Requirement 9: Reasoning-Model Output Compatibility

Objective: As a MiroFish operator using a reasoning-model provider (e.g. MiniMax, GLM with <think> tags or markdown code fences), I want JSON parsing of the profile response to continue working, so that translating the base prompt does not regress provider compatibility.

Acceptance Criteria

  1. The OASIS Profile Generator shall continue to call self.client.chat.completions.create(...) with response_format={"type": "json_object"} and parse the response via the existing json.loads / _try_fix_json / _fix_truncated_json chain unchanged.
  2. The OASIS Profile Generator shall not introduce any new pre-processing of the LLM response that depends on prompt language.
  3. The fallback persona templates from Requirement 5 shall be safe to embed in JSON (no embedded raw newlines, balanced quotes).

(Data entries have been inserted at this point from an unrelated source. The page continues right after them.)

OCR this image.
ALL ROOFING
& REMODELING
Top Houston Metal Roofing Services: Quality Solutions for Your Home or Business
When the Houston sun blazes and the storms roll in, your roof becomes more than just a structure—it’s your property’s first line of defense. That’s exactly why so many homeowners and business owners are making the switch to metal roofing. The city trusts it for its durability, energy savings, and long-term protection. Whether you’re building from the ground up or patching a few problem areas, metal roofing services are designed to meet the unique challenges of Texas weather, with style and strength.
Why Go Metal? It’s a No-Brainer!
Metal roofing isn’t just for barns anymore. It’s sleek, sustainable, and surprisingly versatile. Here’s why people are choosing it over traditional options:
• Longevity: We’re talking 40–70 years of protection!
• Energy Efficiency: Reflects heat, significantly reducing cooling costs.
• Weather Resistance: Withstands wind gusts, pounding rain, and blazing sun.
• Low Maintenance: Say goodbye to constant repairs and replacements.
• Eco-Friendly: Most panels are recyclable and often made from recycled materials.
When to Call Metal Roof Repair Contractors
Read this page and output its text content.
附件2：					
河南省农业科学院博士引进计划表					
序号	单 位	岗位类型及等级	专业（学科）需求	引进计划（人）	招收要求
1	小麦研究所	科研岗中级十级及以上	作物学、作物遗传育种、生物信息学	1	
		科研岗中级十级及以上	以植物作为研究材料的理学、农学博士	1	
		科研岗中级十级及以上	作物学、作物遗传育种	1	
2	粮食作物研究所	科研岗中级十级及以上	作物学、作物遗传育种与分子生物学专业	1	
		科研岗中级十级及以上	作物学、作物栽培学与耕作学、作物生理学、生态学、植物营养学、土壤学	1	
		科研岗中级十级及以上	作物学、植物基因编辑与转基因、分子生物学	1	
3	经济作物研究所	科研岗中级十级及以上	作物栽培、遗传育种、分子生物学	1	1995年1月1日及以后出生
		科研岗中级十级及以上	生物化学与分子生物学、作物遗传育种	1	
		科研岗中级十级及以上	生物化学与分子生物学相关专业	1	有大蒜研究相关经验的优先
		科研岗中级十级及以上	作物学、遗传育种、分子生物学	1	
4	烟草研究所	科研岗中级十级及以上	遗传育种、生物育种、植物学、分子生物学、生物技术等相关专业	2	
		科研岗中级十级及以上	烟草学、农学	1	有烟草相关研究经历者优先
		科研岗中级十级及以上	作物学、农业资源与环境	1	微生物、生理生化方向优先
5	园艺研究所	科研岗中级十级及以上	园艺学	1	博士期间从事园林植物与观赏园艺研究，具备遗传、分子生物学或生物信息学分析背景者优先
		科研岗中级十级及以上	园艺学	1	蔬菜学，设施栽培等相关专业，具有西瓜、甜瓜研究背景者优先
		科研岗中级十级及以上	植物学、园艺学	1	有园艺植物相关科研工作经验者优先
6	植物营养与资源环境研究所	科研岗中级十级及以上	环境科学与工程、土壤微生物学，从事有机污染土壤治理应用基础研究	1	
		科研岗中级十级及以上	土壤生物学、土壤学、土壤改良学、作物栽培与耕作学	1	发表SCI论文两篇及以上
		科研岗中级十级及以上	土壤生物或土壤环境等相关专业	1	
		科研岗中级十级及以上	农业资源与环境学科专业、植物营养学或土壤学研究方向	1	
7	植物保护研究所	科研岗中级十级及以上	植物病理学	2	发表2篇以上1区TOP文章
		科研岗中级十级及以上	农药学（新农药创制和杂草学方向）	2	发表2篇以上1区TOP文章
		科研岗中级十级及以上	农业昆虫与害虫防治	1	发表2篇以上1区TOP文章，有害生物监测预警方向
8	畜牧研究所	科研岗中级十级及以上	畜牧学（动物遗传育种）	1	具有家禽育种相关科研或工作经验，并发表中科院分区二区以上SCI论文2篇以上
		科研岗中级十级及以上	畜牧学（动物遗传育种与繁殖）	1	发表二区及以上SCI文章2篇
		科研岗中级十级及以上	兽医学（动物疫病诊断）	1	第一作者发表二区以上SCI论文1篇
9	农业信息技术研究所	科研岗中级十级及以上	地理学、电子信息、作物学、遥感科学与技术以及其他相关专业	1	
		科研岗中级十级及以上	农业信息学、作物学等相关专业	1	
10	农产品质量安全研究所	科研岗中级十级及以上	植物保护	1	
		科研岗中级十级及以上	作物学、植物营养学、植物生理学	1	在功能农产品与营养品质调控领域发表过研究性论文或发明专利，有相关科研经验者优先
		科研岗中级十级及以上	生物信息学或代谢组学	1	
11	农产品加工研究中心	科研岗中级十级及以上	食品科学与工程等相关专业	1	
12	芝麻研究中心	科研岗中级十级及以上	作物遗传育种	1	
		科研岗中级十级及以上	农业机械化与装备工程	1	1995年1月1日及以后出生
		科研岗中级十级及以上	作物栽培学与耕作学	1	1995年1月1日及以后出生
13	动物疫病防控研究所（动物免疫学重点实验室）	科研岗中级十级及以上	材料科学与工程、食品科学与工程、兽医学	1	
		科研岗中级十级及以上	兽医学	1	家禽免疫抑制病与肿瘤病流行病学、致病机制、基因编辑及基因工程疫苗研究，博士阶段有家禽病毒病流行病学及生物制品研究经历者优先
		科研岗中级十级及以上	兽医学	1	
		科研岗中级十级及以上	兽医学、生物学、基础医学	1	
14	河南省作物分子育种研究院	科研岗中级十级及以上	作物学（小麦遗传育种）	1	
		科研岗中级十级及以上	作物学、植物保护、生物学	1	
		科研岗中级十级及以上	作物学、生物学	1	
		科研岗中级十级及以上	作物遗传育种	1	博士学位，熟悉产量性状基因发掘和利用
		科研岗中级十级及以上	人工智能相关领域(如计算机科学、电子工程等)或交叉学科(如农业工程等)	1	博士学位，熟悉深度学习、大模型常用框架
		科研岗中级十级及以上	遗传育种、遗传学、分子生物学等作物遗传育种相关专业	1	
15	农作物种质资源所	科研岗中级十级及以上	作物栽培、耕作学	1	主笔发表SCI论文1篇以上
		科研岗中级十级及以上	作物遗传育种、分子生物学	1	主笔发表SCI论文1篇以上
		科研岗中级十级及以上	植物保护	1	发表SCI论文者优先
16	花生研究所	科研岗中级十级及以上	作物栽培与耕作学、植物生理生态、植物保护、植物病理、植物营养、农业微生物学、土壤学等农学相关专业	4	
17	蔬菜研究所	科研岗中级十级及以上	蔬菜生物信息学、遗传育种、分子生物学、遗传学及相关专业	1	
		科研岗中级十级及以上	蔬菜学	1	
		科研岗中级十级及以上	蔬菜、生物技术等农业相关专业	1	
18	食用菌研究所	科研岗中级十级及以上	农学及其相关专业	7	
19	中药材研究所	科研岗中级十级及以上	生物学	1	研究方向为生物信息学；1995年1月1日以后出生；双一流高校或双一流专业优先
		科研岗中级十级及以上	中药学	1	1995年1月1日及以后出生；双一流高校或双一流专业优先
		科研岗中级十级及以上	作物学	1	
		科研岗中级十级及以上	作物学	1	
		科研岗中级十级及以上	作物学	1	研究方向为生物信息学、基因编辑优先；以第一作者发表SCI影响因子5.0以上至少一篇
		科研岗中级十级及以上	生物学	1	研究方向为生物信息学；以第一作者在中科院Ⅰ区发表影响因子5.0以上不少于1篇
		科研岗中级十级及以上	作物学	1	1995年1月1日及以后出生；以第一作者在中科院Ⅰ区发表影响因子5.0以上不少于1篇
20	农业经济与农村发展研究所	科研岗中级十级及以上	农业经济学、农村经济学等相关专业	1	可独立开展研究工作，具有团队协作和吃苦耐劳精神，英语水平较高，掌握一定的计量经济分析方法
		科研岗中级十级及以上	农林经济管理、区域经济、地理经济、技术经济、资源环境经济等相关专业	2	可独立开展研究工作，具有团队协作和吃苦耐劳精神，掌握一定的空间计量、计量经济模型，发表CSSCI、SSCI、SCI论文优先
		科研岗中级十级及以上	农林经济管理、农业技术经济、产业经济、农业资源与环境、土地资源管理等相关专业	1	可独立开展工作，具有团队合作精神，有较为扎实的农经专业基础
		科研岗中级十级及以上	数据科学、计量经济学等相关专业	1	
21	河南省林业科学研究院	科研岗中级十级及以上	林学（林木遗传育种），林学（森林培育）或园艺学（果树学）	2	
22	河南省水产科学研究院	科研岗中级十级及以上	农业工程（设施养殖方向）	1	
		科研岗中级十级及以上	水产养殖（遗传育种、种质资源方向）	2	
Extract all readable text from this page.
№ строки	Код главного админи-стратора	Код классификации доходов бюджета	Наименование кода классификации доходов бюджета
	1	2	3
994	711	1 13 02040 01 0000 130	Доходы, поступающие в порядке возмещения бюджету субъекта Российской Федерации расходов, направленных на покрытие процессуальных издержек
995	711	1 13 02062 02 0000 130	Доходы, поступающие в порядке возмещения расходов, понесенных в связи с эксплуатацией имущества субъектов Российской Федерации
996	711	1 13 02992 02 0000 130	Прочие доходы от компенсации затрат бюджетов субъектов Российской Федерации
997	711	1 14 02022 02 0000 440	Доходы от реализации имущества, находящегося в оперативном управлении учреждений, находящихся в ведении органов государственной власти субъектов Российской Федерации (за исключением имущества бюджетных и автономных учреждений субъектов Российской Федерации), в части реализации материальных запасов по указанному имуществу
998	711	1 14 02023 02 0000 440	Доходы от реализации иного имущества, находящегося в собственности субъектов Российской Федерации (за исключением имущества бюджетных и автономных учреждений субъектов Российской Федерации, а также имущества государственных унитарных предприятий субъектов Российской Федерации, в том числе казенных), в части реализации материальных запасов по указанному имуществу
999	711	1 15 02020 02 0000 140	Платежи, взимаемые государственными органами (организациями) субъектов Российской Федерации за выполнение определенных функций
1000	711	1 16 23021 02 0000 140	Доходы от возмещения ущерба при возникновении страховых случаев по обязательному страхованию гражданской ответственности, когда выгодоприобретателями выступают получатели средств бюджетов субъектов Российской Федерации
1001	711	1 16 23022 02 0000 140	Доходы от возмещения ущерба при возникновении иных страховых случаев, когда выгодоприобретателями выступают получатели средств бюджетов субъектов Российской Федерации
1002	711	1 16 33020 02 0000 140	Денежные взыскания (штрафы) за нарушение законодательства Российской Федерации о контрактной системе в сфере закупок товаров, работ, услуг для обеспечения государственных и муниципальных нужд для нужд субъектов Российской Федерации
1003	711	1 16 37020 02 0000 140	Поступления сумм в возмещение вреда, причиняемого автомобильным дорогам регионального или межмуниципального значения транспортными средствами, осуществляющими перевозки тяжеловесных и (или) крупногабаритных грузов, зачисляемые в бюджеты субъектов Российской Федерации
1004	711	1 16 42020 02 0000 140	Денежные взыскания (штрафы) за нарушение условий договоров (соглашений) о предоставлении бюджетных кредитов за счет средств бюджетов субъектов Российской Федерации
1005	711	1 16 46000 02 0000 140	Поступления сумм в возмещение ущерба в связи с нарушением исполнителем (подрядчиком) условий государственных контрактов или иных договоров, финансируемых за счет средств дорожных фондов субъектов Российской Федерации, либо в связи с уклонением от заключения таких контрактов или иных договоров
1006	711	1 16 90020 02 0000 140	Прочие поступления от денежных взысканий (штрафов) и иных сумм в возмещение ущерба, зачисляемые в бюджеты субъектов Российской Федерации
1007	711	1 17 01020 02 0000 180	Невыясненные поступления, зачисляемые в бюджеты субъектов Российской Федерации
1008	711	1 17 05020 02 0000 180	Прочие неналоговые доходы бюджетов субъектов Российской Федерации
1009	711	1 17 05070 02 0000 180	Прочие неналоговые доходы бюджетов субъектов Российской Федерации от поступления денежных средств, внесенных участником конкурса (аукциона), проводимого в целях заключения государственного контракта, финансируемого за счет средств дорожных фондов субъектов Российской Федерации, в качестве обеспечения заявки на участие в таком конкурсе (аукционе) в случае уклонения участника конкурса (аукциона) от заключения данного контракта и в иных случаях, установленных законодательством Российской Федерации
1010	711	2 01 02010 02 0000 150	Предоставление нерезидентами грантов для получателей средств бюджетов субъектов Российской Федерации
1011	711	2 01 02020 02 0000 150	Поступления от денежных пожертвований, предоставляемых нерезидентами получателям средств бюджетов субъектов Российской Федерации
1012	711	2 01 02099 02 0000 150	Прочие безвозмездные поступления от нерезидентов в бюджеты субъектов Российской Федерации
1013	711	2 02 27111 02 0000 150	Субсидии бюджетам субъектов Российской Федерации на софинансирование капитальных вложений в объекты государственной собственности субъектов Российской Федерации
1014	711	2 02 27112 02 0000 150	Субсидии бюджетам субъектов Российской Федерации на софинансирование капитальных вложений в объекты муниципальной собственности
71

Requirement 10: Out-of-Scope Surfaces Remain Untouched

Objective: As a reviewer of this PR, I want the change to remain narrowly scoped to prompt strings and the immediately-adjacent context labels and console output, so that translation responsibilities for adjacent surfaces (issues #6 and #7) are not absorbed into this change.

Acceptance Criteria

  1. The change shall not modify any logger.warning(...), logger.info(...), logger.error(...), or logger.debug(...) call in oasis_profile_generator.py (covered by issues #6 / #24 / #25-style backend-log work — the calls already use t("log.profile_generator.*")).
  2. The change shall not modify the module docstring, class docstrings, method docstrings, or inline comments in oasis_profile_generator.py (covered by issue #7) — including the inline comments at lines 65, 93, 641, 804807, 816819, etc.
  3. The change shall not modify the _normalize_gender mapping table (Chinese gender keys must remain to handle upstream input).
  4. The change shall not modify the rule-based country: "中国" default in _generate_profile_rule_based.
  5. The change shall not modify the ValueError("LLM_API_KEY 未配置") raise (covered by issue #6).
  6. The change shall not edit any file outside backend/app/services/oasis_profile_generator.py for production code, except for adding test fixtures or scripts under a clearly-isolated directory if a verification harness is needed.
  7. The change shall not introduce a new dependency or modify backend/pyproject.toml / backend/uv.lock.